A prime example of the unspoken conspiracy in the bowels of the state to condone or dissemble “religious” motives regardless of their criminal nature and content was provided recently by a judgment of the Islamabad High Court that has dumbfounded all. The court has declared that Mumtaz Qadri, the self-confessed assassin of ex-Governor Punjab Salmaan Taseer, is not a terrorist. The court has completely ignored or denied the definition of a terrorist in the ATA as given above. It is also quite extraordinary how the judges came to the conclusion that the act of mowing down Mr Taseer in broad daylight in a public place did not create a sense of harassment and fear in society at large despite the public statement of the murderer that he meant to send exactly such a message to people like Mr Taseer and those who sympathized with his point of view. Mr Taseer was murdered for arguing that a Christian woman accused of blasphemy had been wrongly judged and sentenced to death by courts fearful of violent mullahs.

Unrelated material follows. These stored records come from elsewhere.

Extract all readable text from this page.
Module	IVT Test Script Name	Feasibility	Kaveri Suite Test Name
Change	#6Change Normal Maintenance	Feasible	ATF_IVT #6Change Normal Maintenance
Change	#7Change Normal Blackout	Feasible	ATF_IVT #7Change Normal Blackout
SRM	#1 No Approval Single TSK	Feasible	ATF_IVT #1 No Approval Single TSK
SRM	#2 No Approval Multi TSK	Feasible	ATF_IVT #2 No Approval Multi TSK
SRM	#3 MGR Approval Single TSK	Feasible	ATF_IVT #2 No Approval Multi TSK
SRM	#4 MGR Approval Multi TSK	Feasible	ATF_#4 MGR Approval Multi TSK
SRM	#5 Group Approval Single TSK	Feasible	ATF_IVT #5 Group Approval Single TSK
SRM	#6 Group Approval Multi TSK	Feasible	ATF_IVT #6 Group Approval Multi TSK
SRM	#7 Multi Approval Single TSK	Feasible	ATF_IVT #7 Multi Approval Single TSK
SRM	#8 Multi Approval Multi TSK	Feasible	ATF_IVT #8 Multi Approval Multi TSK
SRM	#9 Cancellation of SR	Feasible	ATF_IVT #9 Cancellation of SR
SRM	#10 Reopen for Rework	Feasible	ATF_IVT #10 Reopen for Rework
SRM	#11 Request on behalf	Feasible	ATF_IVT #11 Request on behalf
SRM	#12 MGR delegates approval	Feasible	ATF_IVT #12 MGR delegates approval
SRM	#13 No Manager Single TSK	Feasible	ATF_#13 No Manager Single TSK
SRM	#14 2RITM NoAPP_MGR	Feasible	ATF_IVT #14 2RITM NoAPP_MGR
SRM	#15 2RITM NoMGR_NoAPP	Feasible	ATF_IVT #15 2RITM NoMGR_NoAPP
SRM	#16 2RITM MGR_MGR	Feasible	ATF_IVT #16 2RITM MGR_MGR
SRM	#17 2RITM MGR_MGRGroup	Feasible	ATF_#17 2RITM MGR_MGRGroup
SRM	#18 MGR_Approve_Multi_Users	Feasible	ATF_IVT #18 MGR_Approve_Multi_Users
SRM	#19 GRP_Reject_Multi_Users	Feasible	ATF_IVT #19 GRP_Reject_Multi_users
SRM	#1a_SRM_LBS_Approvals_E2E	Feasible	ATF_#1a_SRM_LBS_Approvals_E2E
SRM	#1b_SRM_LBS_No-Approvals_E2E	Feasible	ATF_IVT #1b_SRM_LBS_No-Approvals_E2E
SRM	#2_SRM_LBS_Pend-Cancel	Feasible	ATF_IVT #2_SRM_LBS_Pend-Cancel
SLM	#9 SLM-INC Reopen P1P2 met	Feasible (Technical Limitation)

Until now, the conservative PMLN governments of Nawaz Sharif have been as lax in defending the rights of minorities as the pseudo-secular governments of the PPP. Indeed, the military establishment is actually guilty of protecting such Islamist groups because of their readiness to fight the military’s jihadist causes in Kashmir and Afghanistan. But the new military leadership under General Raheel Sharif has vowed to confront and undo all manner of terrorists who have laid Pakistan low, whether of the “Islamist” kind in FATA or the ethnic kind in Karachi. In the latter case, we have witnessed a ferocious crackdown on criminal elements in the MQM, raids on that holy of holies Nine Zero and confessional outpourings of MQM terrorists on death row. We’ve seen a new resolve to try and unravel the 2012 barbarous burning of Karachi’s Baldia factory in which 289 people lost their lives, and bring the perpetrators to book.

Why then, it needs to be asked, has General Sharif not used his righteous clout to degrade the sectarian terrorists who have besieged our minorities and are ruthlessly targeting them? When will the clean-up operation start against the killers of Shias, Christians, Hindus, Ahmedis, Hazaras etc? When will the special laws designed to combat terrorism like the ATA, PPA and military courts spring into action and deliver on the promise and dream of the Quaid-e-Azam, Mohammad Ali Jinnah? If the current military leadership’s policies are truly a departure from the dissembling, compromises, conciliations and criminal neglect of its predecessors, surely the time has come to tackle terrorists of all hue.